Many important decisions must be made when you start your own business. One of the most crucial choices is selecting the correct entity that reflects your business model and helps you achieve your dream of owning a successful company.
Choosing the right entity at the outset determines your business’s tax and other legal considerations. Different entities offer various benefits, such as separating personal and company assets and protections over liability concerns.
Common types of business entities
Depending upon the product or service you offer, here are some of the most common business entities to choose from and a brief explanation of some of the pros and cons they offer:
If you plan to run the business yourself, a sole proprietorship is one of the most straightforward entities to set up, but it also comes with significant risks. These businesses typically involve a single owner who puts the company in their own name, with all financial responsibilities paid out of their personal account. The potential risk comes from the owner being personally responsible for all issues related to the business.
If you want to start a company with a friend or family member or plan to take on a partner or partners, limited and general partnerships are the next step up from sole proprietors. Here are the differences between the two:
- General partnership: As the company’s founder, you bring on a partner to share responsibility for all the business’s obligations.
- Limited partnership: Personal liability for each partner is confined to the amount each invests in the business.
Tax returns for the business are separate from the partners’ personal returns. Partnerships are usually cost-effective, but if one partner can’t meet their financial duties, the other may also be held responsible.
Limited liability companies
LLCs are a hybrid, allowing the tax benefits of a partnership while limiting personal liability. These benefits can outweigh the more considerable tax consequences since LLCs must pay state, local and federal taxes. LLCs may not be a good choice for those hoping to attract venture capitalists.
These entities are separated from their owners and have their own legal rights. Corporations can buy and sell property, issue stock to raise capital and file lawsuits.
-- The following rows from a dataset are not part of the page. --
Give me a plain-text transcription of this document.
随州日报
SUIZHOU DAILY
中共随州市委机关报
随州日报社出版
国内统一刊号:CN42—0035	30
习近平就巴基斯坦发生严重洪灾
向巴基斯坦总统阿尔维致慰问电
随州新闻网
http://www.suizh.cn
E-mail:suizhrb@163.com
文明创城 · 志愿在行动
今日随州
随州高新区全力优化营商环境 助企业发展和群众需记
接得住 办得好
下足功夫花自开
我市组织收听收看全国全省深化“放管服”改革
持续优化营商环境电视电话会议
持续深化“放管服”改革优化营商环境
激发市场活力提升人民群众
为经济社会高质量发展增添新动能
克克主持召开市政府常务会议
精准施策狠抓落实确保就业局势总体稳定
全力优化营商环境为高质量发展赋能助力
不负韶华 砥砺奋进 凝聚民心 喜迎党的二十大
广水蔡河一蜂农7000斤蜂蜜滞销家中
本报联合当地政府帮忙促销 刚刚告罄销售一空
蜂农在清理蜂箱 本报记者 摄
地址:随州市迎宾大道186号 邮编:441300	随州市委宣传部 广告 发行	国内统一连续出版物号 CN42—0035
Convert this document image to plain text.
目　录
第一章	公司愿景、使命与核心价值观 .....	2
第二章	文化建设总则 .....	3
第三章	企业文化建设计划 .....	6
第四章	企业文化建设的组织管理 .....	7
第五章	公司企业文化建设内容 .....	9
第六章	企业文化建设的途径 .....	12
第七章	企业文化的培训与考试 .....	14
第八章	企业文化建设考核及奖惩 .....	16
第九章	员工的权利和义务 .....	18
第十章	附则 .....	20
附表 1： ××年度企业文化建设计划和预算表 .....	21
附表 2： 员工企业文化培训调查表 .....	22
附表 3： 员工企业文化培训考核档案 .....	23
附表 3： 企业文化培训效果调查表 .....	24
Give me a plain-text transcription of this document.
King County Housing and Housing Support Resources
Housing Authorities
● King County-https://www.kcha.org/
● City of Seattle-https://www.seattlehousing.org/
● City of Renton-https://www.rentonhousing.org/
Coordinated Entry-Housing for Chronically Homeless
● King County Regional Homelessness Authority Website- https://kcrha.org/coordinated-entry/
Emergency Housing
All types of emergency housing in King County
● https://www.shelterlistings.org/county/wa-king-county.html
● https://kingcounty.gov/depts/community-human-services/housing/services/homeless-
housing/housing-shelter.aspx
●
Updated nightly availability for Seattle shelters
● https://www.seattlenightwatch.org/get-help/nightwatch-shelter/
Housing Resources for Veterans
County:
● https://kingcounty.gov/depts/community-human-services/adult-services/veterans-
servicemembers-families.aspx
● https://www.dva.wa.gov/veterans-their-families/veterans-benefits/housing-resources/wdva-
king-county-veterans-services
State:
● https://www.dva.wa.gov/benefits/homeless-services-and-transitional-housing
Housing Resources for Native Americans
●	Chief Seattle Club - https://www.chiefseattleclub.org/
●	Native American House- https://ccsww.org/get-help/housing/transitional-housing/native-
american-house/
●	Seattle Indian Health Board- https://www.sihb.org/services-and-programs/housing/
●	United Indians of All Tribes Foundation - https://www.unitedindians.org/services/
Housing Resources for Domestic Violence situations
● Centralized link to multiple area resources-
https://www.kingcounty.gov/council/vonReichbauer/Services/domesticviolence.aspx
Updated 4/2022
The primary benefit is that shareholders and owners have no financial or legal liability for the company. Types include C corporations, S corporations and nonprofits. They are much more complex than other entities.
While not technically a business entity, California requires you to file a DBA if your company is a sole proprietorship, partnership, LLC or corporation. DBA stands for “doing business as” and allows you to register the business under a name other than your own or another you originally filed with the California Secretary of State.
DBAs offer many benefits, such as separating business and personal bank accounts, keeping your business legally compliant, defining your brand and maintaining your privacy. Finally, many startups wait until later in the process to seek experienced legal guidance. Talking to an attorney early on is crucial for selecting the entity that fits your needs and meeting state, local and federal requirements.